Citation : 2013 Latest Caselaw 4420 Del
Judgement Date : 26 September, 2013
* IN THE HIGH COURT OF DELHI AT NEW DELHI
RESERVED ON : 25th SEPTEMBER, 2013
DECIDED ON : 26th SEPTEMBER, 2013
+ CRL.A. 395/2001
SHYAM LAL ..... Appellant
Through : Mr.Sumeet Verma, Advocate.
versus
STATE N.C.T. OF DELHI ..... Respondent
Through : Mr.M.N.Dudeja, APP.
CORAM:
HON'BLE MR. JUSTICE S.P.GARG
S.P.GARG, J.
1. Shyam Lal (the appellant) challenges his conviction in
Sessions Case No. 17/2000 arising out of FIR No. 21/95 PS Rajender
Nagar by which he was held guilty for committing offence punishable
under Section 489B IPC. By an order dated 17.05.2001, he was sentenced
to undergo RI for four years with fine ` 500/-.
2. Allegations against the appellant were that on 03.02.1995 at
04.00 P.M. at Sethi Petrol Pump, Gangaram Marg, Old Rajender Nagar,
he used two forged counterfeit currency notes in the denomination of `
100 each as genuine to get petrol at the Petrol Pump. Statements of the
witnesses conversant with the facts were recorded after lodging First
Information Report on complainant - Raj Kumar's statement (Ex.PW-
6/A). After completion of investigation, a charge-sheet was submitted in
the Court and the appellant was charged and brought to trial. The
prosecution examined seven witnesses to establish his guilt. In his 313
statement, the appellant claimed himself innocent and stated that ` 200/-
were handed over to him by his employer to fill petrol in the car.
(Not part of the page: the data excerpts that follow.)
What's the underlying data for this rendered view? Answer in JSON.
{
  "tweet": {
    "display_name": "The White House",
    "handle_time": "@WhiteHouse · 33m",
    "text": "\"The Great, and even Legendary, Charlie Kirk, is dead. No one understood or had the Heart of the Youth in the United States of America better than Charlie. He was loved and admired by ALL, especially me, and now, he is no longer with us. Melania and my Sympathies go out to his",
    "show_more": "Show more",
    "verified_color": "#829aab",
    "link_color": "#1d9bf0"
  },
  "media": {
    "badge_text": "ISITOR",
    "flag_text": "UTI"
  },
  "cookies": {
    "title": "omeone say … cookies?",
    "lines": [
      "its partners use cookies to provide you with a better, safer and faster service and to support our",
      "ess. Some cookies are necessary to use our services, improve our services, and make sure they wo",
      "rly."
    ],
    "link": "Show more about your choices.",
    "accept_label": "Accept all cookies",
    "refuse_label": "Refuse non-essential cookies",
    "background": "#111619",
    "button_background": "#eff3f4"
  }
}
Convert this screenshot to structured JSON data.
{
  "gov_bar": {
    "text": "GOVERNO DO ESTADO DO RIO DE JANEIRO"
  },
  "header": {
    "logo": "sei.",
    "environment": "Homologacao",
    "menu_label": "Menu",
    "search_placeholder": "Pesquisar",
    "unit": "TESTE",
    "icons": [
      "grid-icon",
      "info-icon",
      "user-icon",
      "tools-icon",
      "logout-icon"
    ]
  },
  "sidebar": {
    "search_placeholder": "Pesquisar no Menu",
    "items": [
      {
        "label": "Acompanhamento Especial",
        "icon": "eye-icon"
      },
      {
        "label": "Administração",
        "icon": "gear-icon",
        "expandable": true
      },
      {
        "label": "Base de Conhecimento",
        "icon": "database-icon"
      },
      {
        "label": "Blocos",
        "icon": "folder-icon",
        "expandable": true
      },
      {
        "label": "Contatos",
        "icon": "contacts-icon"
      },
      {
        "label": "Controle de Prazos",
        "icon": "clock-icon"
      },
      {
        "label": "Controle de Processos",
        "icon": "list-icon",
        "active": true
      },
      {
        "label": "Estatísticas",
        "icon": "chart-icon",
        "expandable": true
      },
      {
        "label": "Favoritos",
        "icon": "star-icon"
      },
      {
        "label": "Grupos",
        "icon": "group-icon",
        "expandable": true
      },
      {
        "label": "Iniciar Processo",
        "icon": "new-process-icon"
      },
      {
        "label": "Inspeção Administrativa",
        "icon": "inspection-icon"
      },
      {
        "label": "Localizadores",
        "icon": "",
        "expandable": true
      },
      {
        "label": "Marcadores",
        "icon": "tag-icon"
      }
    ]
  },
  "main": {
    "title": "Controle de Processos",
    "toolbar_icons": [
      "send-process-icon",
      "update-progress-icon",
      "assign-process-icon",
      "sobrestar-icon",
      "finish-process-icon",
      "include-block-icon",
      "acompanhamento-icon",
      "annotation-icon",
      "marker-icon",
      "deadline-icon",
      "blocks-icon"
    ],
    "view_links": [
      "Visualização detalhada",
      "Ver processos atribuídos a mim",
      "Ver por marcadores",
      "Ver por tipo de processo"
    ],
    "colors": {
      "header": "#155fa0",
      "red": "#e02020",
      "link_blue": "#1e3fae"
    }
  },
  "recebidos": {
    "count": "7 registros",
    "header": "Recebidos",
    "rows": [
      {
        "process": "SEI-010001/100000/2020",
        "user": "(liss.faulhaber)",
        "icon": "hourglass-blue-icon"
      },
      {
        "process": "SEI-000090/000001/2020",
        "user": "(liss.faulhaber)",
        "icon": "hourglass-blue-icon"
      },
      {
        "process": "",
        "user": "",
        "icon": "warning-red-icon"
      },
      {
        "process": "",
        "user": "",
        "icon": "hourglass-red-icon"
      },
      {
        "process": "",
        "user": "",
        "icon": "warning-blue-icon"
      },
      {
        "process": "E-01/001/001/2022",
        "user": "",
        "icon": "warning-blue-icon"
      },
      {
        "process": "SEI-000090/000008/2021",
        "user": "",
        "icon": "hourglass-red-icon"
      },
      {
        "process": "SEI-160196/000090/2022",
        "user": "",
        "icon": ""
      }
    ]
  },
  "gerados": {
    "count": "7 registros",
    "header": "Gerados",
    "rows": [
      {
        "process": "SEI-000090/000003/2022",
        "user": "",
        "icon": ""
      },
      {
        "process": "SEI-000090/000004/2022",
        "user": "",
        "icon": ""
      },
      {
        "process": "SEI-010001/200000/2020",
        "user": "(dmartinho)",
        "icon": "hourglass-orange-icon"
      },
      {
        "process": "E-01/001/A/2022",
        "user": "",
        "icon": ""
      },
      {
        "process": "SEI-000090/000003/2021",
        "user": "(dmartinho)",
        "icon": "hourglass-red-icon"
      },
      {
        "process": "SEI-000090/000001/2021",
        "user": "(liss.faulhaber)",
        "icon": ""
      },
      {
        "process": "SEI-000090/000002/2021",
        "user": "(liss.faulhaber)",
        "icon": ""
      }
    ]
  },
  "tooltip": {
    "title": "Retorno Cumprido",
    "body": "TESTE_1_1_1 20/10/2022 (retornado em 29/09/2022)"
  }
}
3. I have heard learned counsel for the parties and have
examined the record. It is not in dispute that the appellant used counterfeit
notes (Ex.P2 & Ex.P3) for purchasing petrol at Sethi Petrol Pump, Old
Rajender Nagar from PW-6 (Raj Kumar), Assistant Salesman. The said
currency notes were found to be counterfeit by PW-1 (Dr.T.R.Ninjay)
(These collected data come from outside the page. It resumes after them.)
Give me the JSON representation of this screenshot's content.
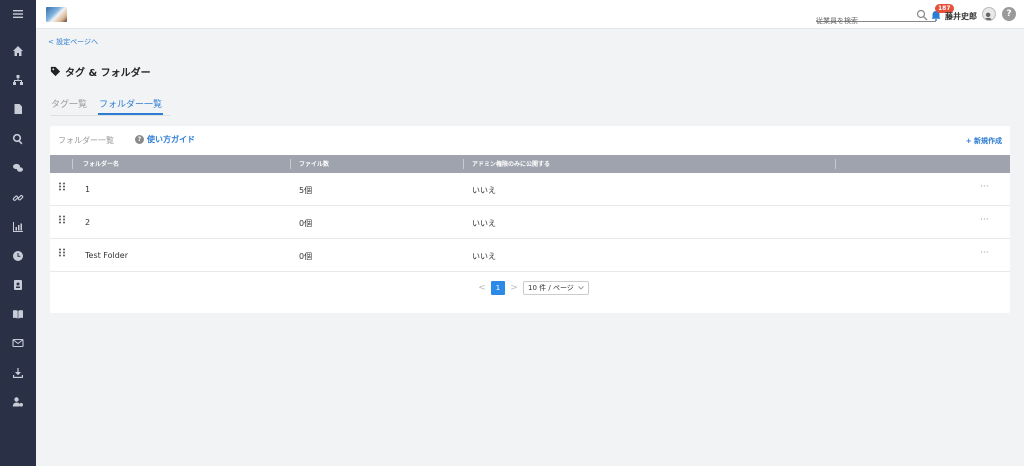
{
  "header": {
    "search_placeholder": "従業員を検索",
    "notification_count": "187",
    "username": "藤井史郎",
    "help_label": "?"
  },
  "back_link": "< 設定ページへ",
  "page_title": "タグ & フォルダー",
  "tabs": [
    {
      "label": "タグ一覧",
      "active": false
    },
    {
      "label": "フォルダー一覧",
      "active": true
    }
  ],
  "card": {
    "heading": "フォルダー一覧",
    "guide_label": "使い方ガイド",
    "guide_icon": "?",
    "new_label": "+ 新規作成"
  },
  "table": {
    "columns": [
      "フォルダー名",
      "ファイル数",
      "アドミン権限のみに公開する"
    ],
    "rows": [
      {
        "name": "1",
        "count": "5個",
        "admin_only": "いいえ",
        "more": "···"
      },
      {
        "name": "2",
        "count": "0個",
        "admin_only": "いいえ",
        "more": "···"
      },
      {
        "name": "Test Folder",
        "count": "0個",
        "admin_only": "いいえ",
        "more": "···"
      }
    ]
  },
  "pagination": {
    "prev": "<",
    "current": "1",
    "next": ">",
    "page_size": "10 件 / ページ"
  },
  "colors": {
    "sidebar": "#2a3147",
    "accent": "#2b7cd3",
    "table_header": "#9ea3ad",
    "badge": "#e4503a"
  },
  "icons": {
    "sidebar": [
      "menu-icon",
      "home-icon",
      "org-chart-icon",
      "document-icon",
      "search-icon",
      "chat-icon",
      "link-icon",
      "chart-icon",
      "clock-icon",
      "contacts-icon",
      "book-icon",
      "mail-icon",
      "download-icon",
      "user-settings-icon"
    ]
  }
}
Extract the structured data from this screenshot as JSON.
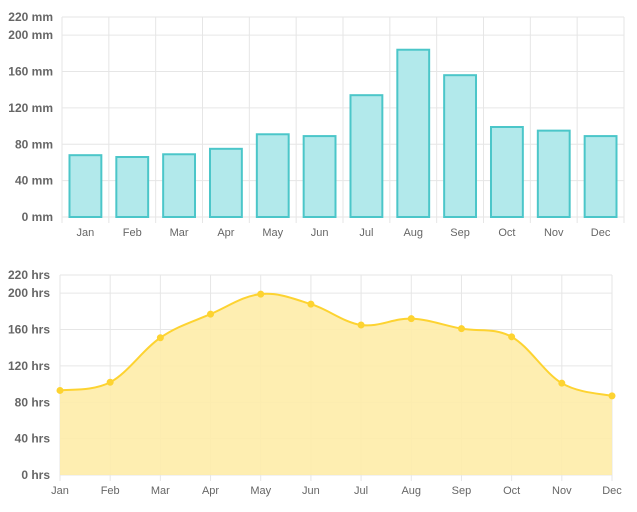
{
  "chart_data": [
    {
      "type": "bar",
      "categories": [
        "Jan",
        "Feb",
        "Mar",
        "Apr",
        "May",
        "Jun",
        "Jul",
        "Aug",
        "Sep",
        "Oct",
        "Nov",
        "Dec"
      ],
      "values": [
        68,
        66,
        69,
        75,
        91,
        89,
        134,
        184,
        156,
        99,
        95,
        89
      ],
      "unit_suffix": " mm",
      "yticks": [
        0,
        40,
        80,
        120,
        160,
        200,
        220
      ],
      "ylim": [
        0,
        220
      ],
      "grid": true,
      "colors": {
        "fill": "#b2e9eb",
        "stroke": "#4bc6c9"
      }
    },
    {
      "type": "area",
      "categories": [
        "Jan",
        "Feb",
        "Mar",
        "Apr",
        "May",
        "Jun",
        "Jul",
        "Aug",
        "Sep",
        "Oct",
        "Nov",
        "Dec"
      ],
      "values": [
        93,
        102,
        151,
        177,
        199,
        188,
        165,
        172,
        161,
        152,
        101,
        87
      ],
      "unit_suffix": " hrs",
      "yticks": [
        0,
        40,
        80,
        120,
        160,
        200,
        220
      ],
      "ylim": [
        0,
        220
      ],
      "grid": true,
      "colors": {
        "fill": "#feeca8",
        "stroke": "#fdd331",
        "point": "#fdd331"
      }
    }
  ]
}
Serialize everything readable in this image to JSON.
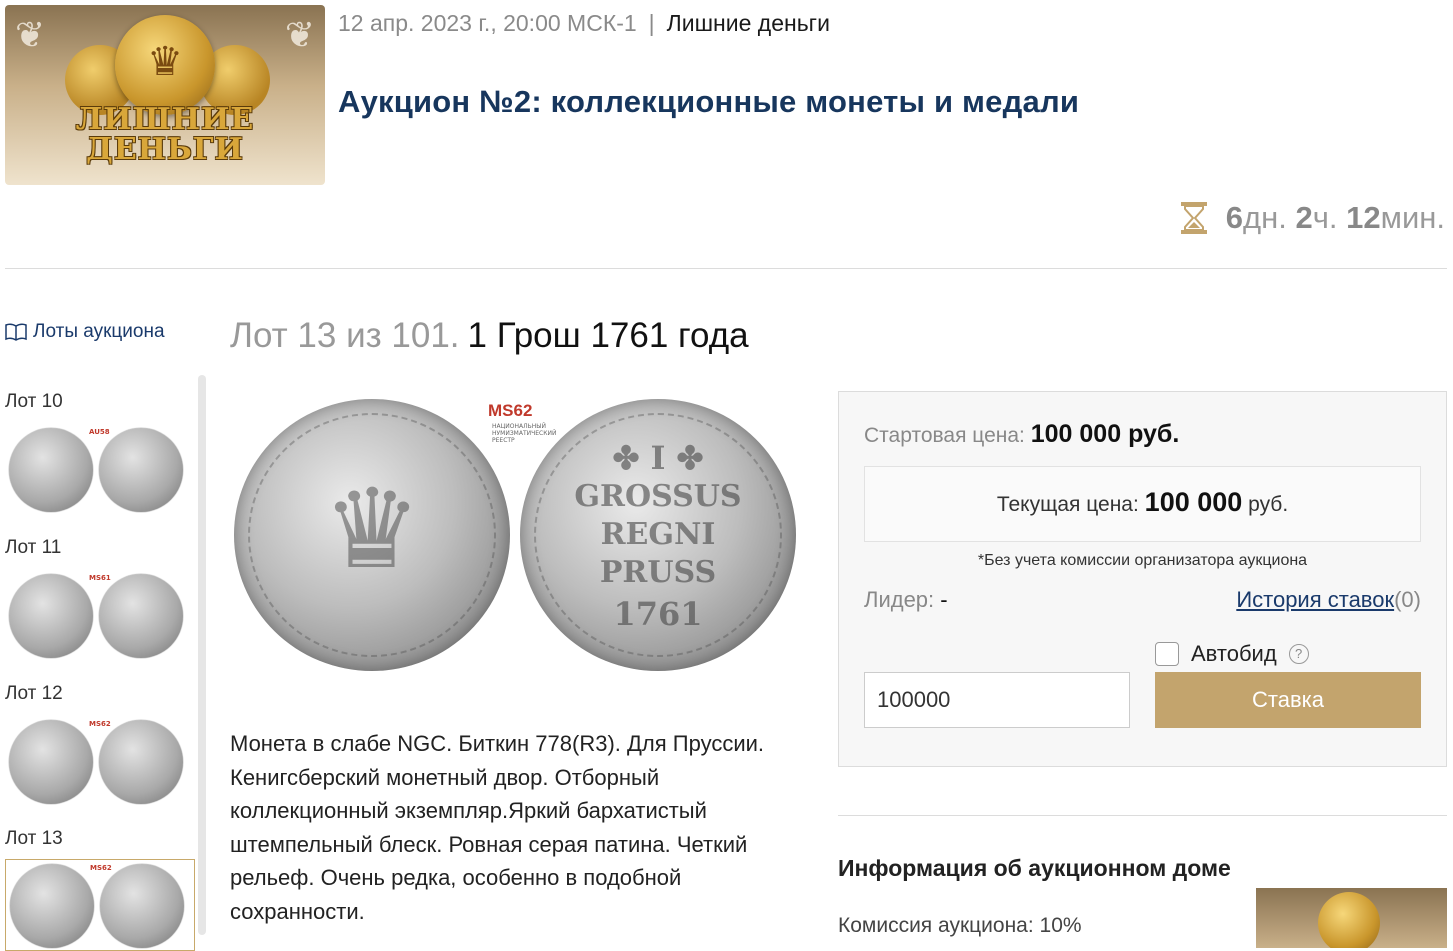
{
  "header": {
    "logo_text": "ЛИШНИЕ ДЕНЬГИ",
    "date": "12 апр. 2023 г., 20:00 МСК-1",
    "separator": "|",
    "auction_house": "Лишние деньги",
    "title": "Аукцион №2: коллекционные монеты и медали",
    "timer": {
      "days": "6",
      "days_unit": "дн.",
      "hours": "2",
      "hours_unit": "ч.",
      "minutes": "12",
      "minutes_unit": "мин."
    }
  },
  "sidebar": {
    "lots_link": "Лоты аукциона",
    "lots": [
      {
        "label": "Лот 10",
        "grade": "AU58"
      },
      {
        "label": "Лот 11",
        "grade": "MS61"
      },
      {
        "label": "Лот 12",
        "grade": "MS62"
      },
      {
        "label": "Лот 13",
        "grade": "MS62"
      }
    ]
  },
  "lot": {
    "number_text": "Лот 13 из 101.",
    "name": "1 Грош 1761 года",
    "grade": "MS62",
    "grade_note": "НАЦИОНАЛЬНЫЙ НУМИЗМАТИЧЕСКИЙ РЕЕСТР",
    "description": "Монета в слабе NGC. Биткин 778(R3). Для Пруссии. Кенигсберский монетный двор. Отборный коллекционный экземпляр.Яркий бархатистый штемпельный блеск. Ровная серая патина. Четкий рельеф. Очень редка, особенно в подобной сохранности."
  },
  "bid": {
    "start_label": "Стартовая цена:",
    "start_value": "100 000 руб.",
    "current_label": "Текущая цена:",
    "current_value": "100 000",
    "current_unit": "руб.",
    "note": "*Без учета комиссии организатора аукциона",
    "leader_label": "Лидер:",
    "leader_value": "-",
    "history_link": "История ставок",
    "history_count": "(0)",
    "autobid_label": "Автобид",
    "help_symbol": "?",
    "input_value": "100000",
    "button_label": "Ставка"
  },
  "info": {
    "title": "Информация об аукционном доме",
    "commission": "Комиссия аукциона: 10%"
  },
  "colors": {
    "accent": "#c3a46d",
    "link": "#1a3a6b",
    "title": "#17365d",
    "grade": "#c0392b"
  }
}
who submitted his report (Ex.PW-1/A). When the appellant handed over
the currency notes (Ex.P2 & Ex.P3), PW-6 (Raj Kumar) suspected their
genuineness as the quality of paper was not up to the mark. He asked the
appellant to change them but he refused to do so and insisted that he did
not have any other currency note. Shyam Lal did not attempt to flee the
spot. In his personal search, no other counterfeit currency note was
recovered. He was found in possession of ` 12/- only. Apparently, he had
no other cash to hand over to PW-6 (Raj Kumar) for purchase of petrol. It
is not in dispute that the appellant was employed as a driver in car No.DL-
1CC-5570 with Kailash Chand Tyagi. On the day of incident, he had
taken his aged parents in the car to drop at Paharganj. Appellant's plea is
that since there was no petrol in the petrol tank, he got two currency notes
in the denomination of ` 100 /- from his employer Kailash Chand Tyagi
and on the way, had approached the salesman for petrol in the car. The
employer's parents were inside the car at that time. The Investigating
Officer fairly admitted in the cross-examination that search at the house of
Kailash Chand Tyagi was conducted but no counterfeit currency note was
recovered from there. It also came to his notice that the Kailash Chand
Tyagi had given ` 200/- to him to get petrol in the car. The employer
however, denied that Ex.P2 & Ex.P3 were the currency notes handed over
by him to the appellant. Since the appellant was having no other currency
note in his pocket, the possibility of replacing the currency notes given by
the employer with counterfeit currency notes seems improbable. The
appellant was an illiterate layman and is not expected to know that the
currency notes (Ex.P2 & Ex.P3) handed over by him were counterfeit
currency notes. If he had any knowledge that the said notes were not
genuine, he would have tried to flee away from the spot. This very
conduct of the appellant shows that he was innocent.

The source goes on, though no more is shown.